Binance Proof-of-Reserves Audit Shows Overcollateralized Holdings

A proof-of-reserves report published by Mazars reveals that Binance has enough assets to satisfy customer withdrawals. The auditor calulated Binance’s Merkle Root Hash, and provided customers a way to verify their asset balances on Binance.

Binance’s first proof of reserves (PoR) audit report shows that the business has adequate funds for mass client withdrawals and that consumers had put up enough margin to collateralize leveraged positions.

The South African division of the global audit, tax, and advising company Mazars carried out the PoR audit on November 22, 2022. It used a variety of techniques to confirm that Binance has sufficient resources to honor consumer withdrawals.

Binance Proof-of-Reserves Audit 

First, an Asset Balance Report issued by Binance management was compared to asset balances from wallet addresses on the BNB Chain, Bitcoin, Ethereum, and Binance Smart Chain. The business discovered an asset variance of under 1%.

Mazars gave Binance management the order to transfer money from a certain wallet address to make sure they held the private key. The auditing company made sure that the addresses involved were identified as belonging to Binance when the transactions were validated on Etherscan and BSCScan.

Mazars then saw Binance’s management properly extracting customer liability reports using scripts created with internal proprietary code. These reports revealed client debt and receivables. Customers with negative balances were those who had borrowed money for leveraged trading.
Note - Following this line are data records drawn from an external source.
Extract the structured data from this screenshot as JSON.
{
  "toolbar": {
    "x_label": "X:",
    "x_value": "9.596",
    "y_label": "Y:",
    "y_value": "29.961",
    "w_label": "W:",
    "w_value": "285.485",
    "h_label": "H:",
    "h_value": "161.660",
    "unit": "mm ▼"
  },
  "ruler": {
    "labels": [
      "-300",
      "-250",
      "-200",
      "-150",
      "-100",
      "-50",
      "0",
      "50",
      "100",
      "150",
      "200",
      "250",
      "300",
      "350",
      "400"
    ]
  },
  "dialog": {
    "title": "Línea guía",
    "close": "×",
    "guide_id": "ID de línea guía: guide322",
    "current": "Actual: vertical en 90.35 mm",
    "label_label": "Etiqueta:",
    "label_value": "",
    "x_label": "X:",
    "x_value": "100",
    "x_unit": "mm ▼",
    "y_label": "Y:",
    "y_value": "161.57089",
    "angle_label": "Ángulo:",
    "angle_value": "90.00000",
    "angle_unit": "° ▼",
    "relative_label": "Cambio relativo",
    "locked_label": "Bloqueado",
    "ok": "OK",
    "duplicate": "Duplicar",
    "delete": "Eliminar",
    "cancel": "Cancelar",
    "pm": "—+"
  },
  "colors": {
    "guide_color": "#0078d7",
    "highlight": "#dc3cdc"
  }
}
The firm then verified that the balances were correct.

The Merkle root hash of each client balance was then calculated by the auditor using a custom Merkle Tree generator. An auditor can use the Merkle root hash as a cryptographically secure fingerprint to confirm the asset balance of an exchange at a certain moment in time. The Merkle root permits verification but prevents unfiltered access to consumer data.

Customers of Binance can use the Merkle root hash on the Mazars website to locate their specific Merkle leaf and confirm that their balances were there on the exchange when the hash was calculated. Some people have reported having trouble using this.